Have a question about this project? Sign up for a free GitHub account to open an issue and contact its maintainers and the community.

By clicking “Sign up for GitHub”, you agree to our terms of service and privacy statement. We’ll occasionally send you account related emails.

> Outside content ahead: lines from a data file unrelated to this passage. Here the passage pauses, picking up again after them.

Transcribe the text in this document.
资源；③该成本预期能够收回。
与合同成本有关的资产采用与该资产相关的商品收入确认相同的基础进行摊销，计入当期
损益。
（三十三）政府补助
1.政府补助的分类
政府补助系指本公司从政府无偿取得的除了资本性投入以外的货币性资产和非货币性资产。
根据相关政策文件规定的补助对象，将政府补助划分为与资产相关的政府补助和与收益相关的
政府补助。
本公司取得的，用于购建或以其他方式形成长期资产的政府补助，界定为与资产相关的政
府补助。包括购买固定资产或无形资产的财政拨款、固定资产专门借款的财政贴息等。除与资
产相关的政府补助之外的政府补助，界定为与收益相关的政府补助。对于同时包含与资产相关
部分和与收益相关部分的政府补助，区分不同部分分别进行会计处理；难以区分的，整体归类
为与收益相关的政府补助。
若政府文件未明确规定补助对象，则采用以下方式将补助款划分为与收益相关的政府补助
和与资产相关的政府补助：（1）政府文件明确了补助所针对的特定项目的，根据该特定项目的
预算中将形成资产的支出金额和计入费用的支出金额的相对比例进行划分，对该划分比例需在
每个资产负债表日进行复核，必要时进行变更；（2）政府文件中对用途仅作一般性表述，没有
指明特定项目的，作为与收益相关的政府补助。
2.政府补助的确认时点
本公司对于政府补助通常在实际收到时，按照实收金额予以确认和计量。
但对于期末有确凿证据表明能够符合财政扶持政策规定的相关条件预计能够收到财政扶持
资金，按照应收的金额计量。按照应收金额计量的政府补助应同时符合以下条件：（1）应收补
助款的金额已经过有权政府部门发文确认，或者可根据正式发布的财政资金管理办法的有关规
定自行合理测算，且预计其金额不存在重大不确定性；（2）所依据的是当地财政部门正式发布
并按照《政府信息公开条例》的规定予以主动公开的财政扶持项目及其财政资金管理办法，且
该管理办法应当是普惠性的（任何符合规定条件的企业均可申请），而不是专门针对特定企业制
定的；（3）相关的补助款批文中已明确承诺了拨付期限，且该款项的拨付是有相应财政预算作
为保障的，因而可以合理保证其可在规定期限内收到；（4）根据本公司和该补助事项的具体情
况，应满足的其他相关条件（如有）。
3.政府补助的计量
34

Already on GitHub? Sign in to your account

lambda x: jnp.log(x == 1) is not jit-able on metal. #25935

Open
tillahoffmann opened this issue Jan 16, 2025 · 1 comment
Open

lambda x: jnp.log(x == 1) is not jit-able on metal. #25935

tillahoffmann opened this issue Jan 16, 2025 · 1 comment
Assignees
Labels
Apple GPU (Metal) plugin bug Something isn't working

Comments

@tillahoffmann
Copy link
Contributor

Description

The function lambda x: jnp.log(x == 1) is not jit-able on metal and raises the following error message.

/AppleInternal/Library/BuildRoots/b11baf73-9ee0-11ef-b7b4-7aebe1f78c73/Library/Caches/com.apple.xbs/Sources/MetalPerformanceShaders/MPSCore/Utility/MPSLibrary.mm:570: failed assertion `MPSKernel MTLComputePipelineStateCache unable to load function ndArrayIdentity.
        Compiler encountered an internal error: (null)

The expression above is of course equivalent to lambda x: jnp.where(x == 1, 0, -jnp.inf), but, for example, appears in the evaluation of the log density of the delta distribution in numpyro here. I couldn't find a simpler expression that raised the same error.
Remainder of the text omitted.